Ouhh! Snacks! The secret to any successful migration! Who's up for some tasty fried meat products!?

Anya ,'Touched'


We're Literary 2: To Read Makes Our Speaking English Good  

There's more to life than watching Buffy the Vampire Slayer! No. Really, there is! Honestly! Here's a place for Buffistas to come and discuss what it is they're reading, their favorite authors and poets. "Geez. Crack a book sometime."


Nicole - Dec 03, 2003 11:40:09 am PST #51 of 10002
I'm getting the pig!

Searched ebay and answered my own question. Exact reproductions were released in 2000.

Nebbermind.


Betsy HP - Dec 03, 2003 11:42:03 am PST #52 of 10002
If I only had a brain...

I am the anti!Dani. For years I resisted reading Trollope because I found the Barchester novels so dull. Then a friend said "Try The Eustace Diamonds. It's all about Sin In High Life." I did, and I was hooked.

Trollope understands women and outsiders deeply. And he explains them to you. It is fascinating to listen to him explain what a mortal insult it is to accuse a man of lying, and precisely how close you can get to that line without saying something unforgivable.


Dani - Dec 03, 2003 11:46:34 am PST #53 of 10002
I believe vampires are the world's greatest golfers

And Betsy makes a liar out of me by reminding me that I did enjoy The Eustace Diamonds, mostly because of Lady Eustace.

Also, I wore cutoffs over tights with cowboy boots (?!&$!) in university. The only excuses I can offer are that it was the late 80's, and I lived in a cold climate. It was apparently very important to us to extend the shorts-wearing season.


Betsy HP - Dec 03, 2003 11:49:55 am PST #54 of 10002
If I only had a brain...

Lady Eustace is a fine, fine character.

Hey, I wore legwarmers with skirts in the '80s. If you'd been in Hanover, New Hampshire going to a job interview in midwinter, so would you.


DavidS - Dec 03, 2003 11:52:05 am PST #55 of 10002
"Look, son, if it's good enough for Shirley Bassey, it's good enough for you."

I'm presuming Teppy found it, but for folks looking for a direct link to vintage Wonder Woman (in all her kinky bondage glory): Wonder Woman Archives starts here with vol. 1.


Steph L. - Dec 03, 2003 11:55:45 am PST #56 of 10002
Unusually and exceedingly peculiar and altogether quite impossible to describe

I'm presuming Teppy found it

You betcha. But then the price made me quail. I'm hoping for a Christmas bonus at work, because nothing would make me happier than to spend money from the fundies on buying kink.

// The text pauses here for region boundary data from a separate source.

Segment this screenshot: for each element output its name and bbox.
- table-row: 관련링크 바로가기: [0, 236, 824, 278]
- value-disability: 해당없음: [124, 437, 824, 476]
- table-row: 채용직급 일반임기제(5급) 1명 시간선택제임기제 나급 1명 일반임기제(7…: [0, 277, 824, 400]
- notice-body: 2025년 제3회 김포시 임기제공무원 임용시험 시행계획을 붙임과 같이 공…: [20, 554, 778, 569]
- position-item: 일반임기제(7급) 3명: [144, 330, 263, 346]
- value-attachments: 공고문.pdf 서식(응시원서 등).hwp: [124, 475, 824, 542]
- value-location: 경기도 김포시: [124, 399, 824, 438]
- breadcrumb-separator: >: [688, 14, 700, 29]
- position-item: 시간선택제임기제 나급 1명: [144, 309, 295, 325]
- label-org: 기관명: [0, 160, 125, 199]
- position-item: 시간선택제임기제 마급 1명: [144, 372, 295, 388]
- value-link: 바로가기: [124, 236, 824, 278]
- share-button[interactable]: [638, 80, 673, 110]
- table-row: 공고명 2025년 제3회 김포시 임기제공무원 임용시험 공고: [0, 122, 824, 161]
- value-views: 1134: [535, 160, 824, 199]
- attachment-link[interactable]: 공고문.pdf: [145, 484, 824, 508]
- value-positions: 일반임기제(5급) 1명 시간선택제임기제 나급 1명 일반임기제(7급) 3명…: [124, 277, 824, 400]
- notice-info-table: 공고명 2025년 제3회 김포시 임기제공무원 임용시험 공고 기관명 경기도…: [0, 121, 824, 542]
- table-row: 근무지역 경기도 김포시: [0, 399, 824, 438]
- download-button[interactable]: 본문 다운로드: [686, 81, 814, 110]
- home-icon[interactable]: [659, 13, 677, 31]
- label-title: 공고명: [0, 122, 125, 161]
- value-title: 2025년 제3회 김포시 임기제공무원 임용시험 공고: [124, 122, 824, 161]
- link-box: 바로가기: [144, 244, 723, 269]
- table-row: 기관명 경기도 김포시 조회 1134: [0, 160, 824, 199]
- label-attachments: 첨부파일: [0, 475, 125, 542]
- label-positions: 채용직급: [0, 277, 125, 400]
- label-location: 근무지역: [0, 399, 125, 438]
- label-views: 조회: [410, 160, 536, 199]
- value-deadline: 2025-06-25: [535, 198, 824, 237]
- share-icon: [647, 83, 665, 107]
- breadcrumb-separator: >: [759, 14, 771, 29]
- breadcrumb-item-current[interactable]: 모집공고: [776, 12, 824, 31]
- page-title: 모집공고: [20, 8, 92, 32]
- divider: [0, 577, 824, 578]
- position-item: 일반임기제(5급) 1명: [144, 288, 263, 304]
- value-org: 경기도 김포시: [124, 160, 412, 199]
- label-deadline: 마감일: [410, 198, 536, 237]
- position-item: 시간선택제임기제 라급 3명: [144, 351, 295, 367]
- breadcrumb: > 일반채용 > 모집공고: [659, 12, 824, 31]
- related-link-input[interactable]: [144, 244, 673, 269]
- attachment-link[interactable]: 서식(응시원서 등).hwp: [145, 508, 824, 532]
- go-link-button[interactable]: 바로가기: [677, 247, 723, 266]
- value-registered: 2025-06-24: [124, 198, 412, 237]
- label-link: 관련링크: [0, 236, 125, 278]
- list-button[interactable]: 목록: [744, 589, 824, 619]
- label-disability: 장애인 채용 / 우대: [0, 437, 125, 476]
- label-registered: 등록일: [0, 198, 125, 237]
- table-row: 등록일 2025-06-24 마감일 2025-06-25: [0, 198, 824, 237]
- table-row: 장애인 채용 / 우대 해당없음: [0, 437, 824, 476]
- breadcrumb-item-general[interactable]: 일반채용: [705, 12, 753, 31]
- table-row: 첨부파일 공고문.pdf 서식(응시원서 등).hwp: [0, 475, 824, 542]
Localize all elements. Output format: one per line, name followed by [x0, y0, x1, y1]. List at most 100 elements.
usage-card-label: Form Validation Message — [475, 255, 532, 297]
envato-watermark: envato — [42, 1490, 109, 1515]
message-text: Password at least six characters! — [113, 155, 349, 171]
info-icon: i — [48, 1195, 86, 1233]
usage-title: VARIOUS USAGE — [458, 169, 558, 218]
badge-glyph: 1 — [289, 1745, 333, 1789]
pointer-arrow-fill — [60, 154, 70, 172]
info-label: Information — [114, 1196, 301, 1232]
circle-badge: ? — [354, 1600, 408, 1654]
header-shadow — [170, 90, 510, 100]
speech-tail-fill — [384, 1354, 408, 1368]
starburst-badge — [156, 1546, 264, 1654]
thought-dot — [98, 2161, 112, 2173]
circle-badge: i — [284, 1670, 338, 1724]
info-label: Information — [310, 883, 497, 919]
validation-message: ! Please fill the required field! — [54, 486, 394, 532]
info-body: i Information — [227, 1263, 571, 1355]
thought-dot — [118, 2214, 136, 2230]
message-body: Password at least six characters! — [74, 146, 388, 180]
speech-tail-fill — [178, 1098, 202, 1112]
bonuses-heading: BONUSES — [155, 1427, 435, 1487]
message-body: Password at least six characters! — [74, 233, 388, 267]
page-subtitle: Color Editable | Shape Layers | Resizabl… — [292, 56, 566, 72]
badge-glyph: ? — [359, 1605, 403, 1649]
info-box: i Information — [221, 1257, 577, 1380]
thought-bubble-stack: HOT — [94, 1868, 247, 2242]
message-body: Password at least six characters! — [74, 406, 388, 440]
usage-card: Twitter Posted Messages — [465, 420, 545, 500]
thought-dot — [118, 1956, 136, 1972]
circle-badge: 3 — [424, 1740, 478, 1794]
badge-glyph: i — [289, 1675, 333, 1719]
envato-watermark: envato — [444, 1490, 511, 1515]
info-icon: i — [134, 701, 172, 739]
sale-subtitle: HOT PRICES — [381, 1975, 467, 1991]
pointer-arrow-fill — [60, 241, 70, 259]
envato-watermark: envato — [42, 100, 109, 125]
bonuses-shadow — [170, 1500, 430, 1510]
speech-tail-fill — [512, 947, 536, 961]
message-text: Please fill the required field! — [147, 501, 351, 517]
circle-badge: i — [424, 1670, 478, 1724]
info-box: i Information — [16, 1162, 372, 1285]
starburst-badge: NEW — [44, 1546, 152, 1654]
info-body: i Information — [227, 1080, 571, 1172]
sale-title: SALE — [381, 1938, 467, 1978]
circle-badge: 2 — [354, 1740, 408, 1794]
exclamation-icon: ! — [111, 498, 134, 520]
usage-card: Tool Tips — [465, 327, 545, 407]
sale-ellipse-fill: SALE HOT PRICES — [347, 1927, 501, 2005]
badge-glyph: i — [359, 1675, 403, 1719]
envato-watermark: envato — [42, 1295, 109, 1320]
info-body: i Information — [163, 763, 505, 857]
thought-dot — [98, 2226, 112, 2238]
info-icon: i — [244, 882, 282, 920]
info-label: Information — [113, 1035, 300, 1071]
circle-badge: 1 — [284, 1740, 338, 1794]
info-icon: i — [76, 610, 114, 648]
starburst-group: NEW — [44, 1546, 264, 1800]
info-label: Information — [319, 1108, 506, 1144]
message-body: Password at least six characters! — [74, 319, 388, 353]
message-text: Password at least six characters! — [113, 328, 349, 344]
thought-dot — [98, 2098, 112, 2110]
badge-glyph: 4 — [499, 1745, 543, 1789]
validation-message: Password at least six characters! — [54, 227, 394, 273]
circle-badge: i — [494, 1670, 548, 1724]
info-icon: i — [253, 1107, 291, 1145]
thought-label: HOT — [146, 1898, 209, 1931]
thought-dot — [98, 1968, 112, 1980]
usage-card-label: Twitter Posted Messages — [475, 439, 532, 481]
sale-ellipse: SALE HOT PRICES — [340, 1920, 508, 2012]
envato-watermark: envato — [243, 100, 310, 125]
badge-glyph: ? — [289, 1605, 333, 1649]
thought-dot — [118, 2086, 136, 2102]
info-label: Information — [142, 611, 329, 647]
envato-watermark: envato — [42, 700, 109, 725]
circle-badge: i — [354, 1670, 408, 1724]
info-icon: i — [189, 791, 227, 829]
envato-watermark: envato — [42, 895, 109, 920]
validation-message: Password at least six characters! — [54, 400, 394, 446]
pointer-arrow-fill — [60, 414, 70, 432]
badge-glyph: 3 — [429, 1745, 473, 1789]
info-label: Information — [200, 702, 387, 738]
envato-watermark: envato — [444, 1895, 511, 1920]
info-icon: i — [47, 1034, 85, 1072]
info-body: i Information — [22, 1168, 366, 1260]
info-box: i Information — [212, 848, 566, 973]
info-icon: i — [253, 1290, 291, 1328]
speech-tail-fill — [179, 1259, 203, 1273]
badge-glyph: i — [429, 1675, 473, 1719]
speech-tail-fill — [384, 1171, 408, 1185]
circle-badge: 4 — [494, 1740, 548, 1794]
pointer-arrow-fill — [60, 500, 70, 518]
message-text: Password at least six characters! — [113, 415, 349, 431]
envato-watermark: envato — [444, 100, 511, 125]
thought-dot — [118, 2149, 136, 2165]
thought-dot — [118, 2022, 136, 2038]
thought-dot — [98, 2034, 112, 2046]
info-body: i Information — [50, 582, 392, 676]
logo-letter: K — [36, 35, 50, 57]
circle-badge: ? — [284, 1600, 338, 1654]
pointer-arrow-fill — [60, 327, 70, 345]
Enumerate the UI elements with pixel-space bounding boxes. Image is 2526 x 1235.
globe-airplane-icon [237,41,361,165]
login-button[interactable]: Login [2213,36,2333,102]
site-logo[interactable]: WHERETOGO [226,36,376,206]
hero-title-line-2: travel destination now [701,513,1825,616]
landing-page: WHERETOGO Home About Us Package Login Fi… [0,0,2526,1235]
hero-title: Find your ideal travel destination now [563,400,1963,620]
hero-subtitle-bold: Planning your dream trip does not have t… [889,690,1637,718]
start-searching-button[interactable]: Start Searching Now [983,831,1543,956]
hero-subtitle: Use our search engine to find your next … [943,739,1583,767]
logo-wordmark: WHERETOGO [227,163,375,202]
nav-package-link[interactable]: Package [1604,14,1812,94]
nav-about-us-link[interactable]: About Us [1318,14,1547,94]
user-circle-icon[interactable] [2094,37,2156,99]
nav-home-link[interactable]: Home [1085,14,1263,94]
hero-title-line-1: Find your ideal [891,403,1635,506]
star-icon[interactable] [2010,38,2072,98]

deborah grabien - Dec 03, 2003 12:00:30 pm PST #57 of 10002
It really doesn't matter. It's just an opinion. Don't worry about it. Not worth the hassle.

Eleanor Butler

See, I knew about the "Betsy Bell and Mary Grey" song version, but that was a much earlier couple, who both died of plague.

But Lady Eleanor Butler - what comes up in my admittedly creaky memory is the name of woman who was the subject of Titulus Regis - the document that made the Two Princes in the Tower illegitimate, because it turned out their hornytoad hounddog daddy had gone through a ceremony of marriage with one Lady Eleanor Butler, who was then shoved in a convent so he could marry someone else.

Another famous Eleanor Butler. How cool is that?


erikaj - Dec 03, 2003 12:00:40 pm PST #58 of 10002
Always Anti-fascist!

I love to do that. My uptight Catholic relatives bought me "The Joy of Writing Sex" and "How to Write a Dirty Story" last Xmas. And they don't know it, but they used to buy my bus tickets when I fornicated out of town.


joe boucher - Dec 03, 2003 12:06:04 pm PST #59 of 10002
I knew that topless lady had something up her sleeve. - John Prine

a direct link to vintage Wonder Woman (in all her kinky bondage glory)

Neal Pollack on Wonder Woman (so to speak): "[N]othing, and I mean nothing, gets me hotter than when a so-called 'ordinary' woman changes into a superheroine."


Kate P. - Dec 03, 2003 12:17:11 pm PST #60 of 10002
That's the pain / That cuts a straight line down through the heart / We call it love

Jesus Christ! Shorts over tights?

It was the '70s.

That look was still fashionable in the early 90s. Or rather, since that's what I wore in sixth grade, it was probably desperately unfashionable, but I'm sure I saw it somewhere and loved the look. Ooh, I bet I got it from Blossom, source of many of my middle-school sartorial travesties.